One of the primary benefits of receiving a daily newspaper is its editors' appreciation of the follow-up story.
When one publishes a newspaper 365 days a year, by necessity that will sometimes -- often -- mean the newspaper's initial report on a subject is as complete as time and information permits. Which is to say, not complete at all. News rarely starts and ends on a single day, whether it's a controversy over hosting drag shows or a political clash over the nation's debt ceiling.
Follow-up stories matter. Daily newspaper readers tend to stay up to date as the editors do their best to make sure new information is reported.
Social media doesn't often function that way. It's more about shock and awe, so to speak. It thrives on drama, on outrage, on entertainment value more than responsible news consumption.
Case in point: Back on April 20, police in Tontitown showed up at the home of 45-year-old Jeremy Sherland. At least four officers were at the door. The alleged crime: Sherland reportedly pierced an ear.

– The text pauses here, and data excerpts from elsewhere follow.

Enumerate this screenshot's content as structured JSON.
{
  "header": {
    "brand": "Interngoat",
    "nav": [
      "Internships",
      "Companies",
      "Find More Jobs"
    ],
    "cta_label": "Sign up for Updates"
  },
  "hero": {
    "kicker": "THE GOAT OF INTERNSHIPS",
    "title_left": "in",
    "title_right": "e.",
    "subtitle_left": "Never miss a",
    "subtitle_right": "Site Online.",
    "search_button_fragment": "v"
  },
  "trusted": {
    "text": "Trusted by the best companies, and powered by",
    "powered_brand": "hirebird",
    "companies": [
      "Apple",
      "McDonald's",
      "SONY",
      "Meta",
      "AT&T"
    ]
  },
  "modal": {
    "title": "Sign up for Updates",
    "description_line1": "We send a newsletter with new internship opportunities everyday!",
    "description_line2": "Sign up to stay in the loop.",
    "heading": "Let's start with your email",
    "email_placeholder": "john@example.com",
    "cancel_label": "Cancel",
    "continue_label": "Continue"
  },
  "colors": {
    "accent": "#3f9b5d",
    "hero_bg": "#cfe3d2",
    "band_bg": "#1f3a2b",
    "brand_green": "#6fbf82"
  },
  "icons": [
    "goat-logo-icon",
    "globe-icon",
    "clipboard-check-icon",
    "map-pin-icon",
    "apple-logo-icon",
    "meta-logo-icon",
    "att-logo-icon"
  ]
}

That it was his son's ear is a relevant fact. That's how he stood accused of violating Arkansas laws involving the performance of body art on a person younger than 18, third-degree endangering the welfare of a minor, resisting arrest and obstructing government operations.
Video of Sherland's arrest, in the foyer of his home, made the Internet, where all dramatic videos go these days. It was reportedly shot by the aforementioned son, who watched as his father, first, put up mild resistance to the arrest and then was hauled away in handcuffs. At one point, a voice from behind the camera says "I wanted my ears pierced!"
The online video generated all sorts of buzz, poking fun at Arkansas in general and specifically regarding a father's arrest over a pierced ear. It does sound a bit ridiculous, right?
Naturally, the most outrageous part -- the arrest -- is the kind of stuff the Internet and social media feed on. The follow-up, not so much.
What we now know -- and what most of the folks who gawked at that video will likely never know because it isn't chronicled in a dramatic video -- is that the charges against Sherland have been dropped. This newspaper reported the initial concerns arose when a Springdale school resource officer asked Tontitown police to check on the teen's welfare. Why? According to that officer, the boy came to school with a piercing in his left ear and was heard telling others his "drunk" father did it while holding him in a choke hold.
Based on that kind of information, was it worth checking on the boy's welfare? Seems like a simple answer. Whether four officers were required is up for debate. And the resistance the officers faced at the time of the arrest is at least a questionable reaction. It seems cooler heads could have prevailed throughout the situation, but the need to ensure the teen's safety isn't in question.
Now it's May and the prosecutor says after an investigation none of the charges will be pursued. His explanation? "The juvenile whose ear was pierced is telling a very different story now than he was at the time of the incident," Prosecutor Matt Durrett said. "We don't have a victim who's alleging a crime may have occurred. Without a victim, we don't have grounds to proceed."
Readers of the newspaper know, as Paul Harvey used to say, the rest of the story. That video will probably live on the Internet forever, outraging new viewers long after local authorities did their jobs, worked out the details and brought the matter to an appropriate conclusion.
A good rule of thumb? Next time you're tempted to be outraged by a video on social media, consider doing a little homework to learn more about it. It pays for the consumer to beware in this age of social media-marketed outrage.
Take a breath. Check the details. Read a newspaper. And it won't hurt a bit if you resist the urge to click "share" before knowing the details.
Whats the point?
Social media is titillating and sensational, but it seriously lacks any follow-up. Beware.